À la fin, je le vis rougir, baisser la tête, la détourner… Il avait honte de ne pouvoir pleurer, peut-être, de ne pouvoir plus jamais pleurer… Des sanglots m’étreignaient la gorge, des larmes me montaient aux yeux.

Et pour qu’il ne vît pas mes larmes, moi aussi je me détournai…



Prostitution.


En longeant les boulevards — boulevards encombrés, trépidants — que sont ces quais, je me suis rappelé le port d’Anvers, il y a une trentaine d’années, les ruelles tortueuses, où la prostitution, en chemise rose, en jupons étoilés, vivait comme au Havre, à Marseille, à Toulon, sur le pas des portes.
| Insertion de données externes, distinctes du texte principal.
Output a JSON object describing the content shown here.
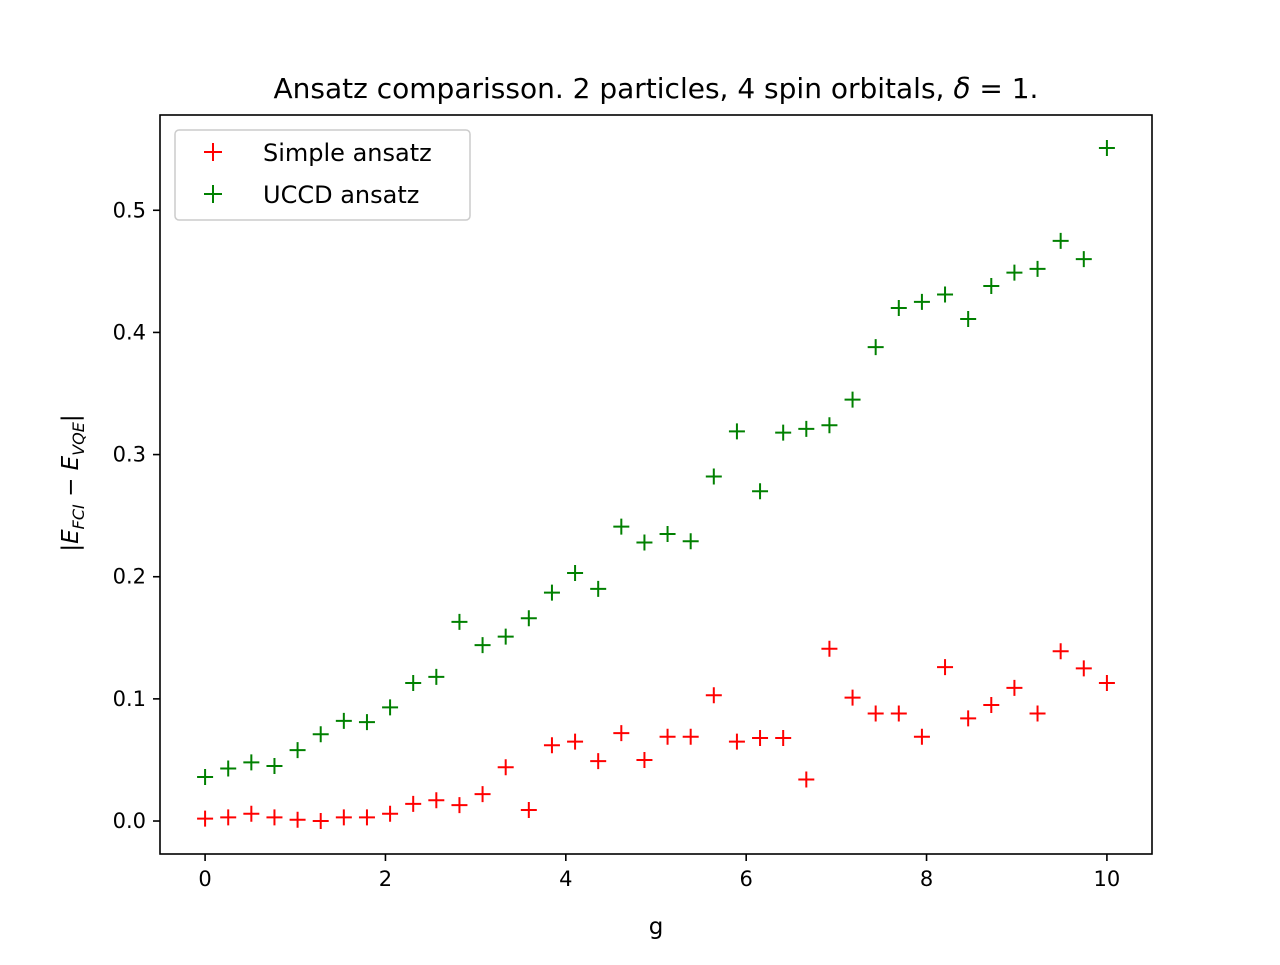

De grosses femmes hébétées et fardées, une fleur de papier dans les cheveux, attendaient le client, assises sur des chaises, ou bien dormassaient, le menton appuyé sur leurs bras nus… Je me suis rappelé la difficulté d’accéder jusqu’aux bassins, le défaut d’air, de lumière de ces bouges, leur désordre puant, la misère et la saleté.

À cette époque, ce n’était déjà plus les splendeurs orientales du Rideck, que je n’ai pas connues, dont Anvers fut si fier, dont quelques vieux Anversois m’ont parlé, avec de lyriques enthousiasmes…

— Tout s’en va, monsieur… Hélas ! tout s’en va…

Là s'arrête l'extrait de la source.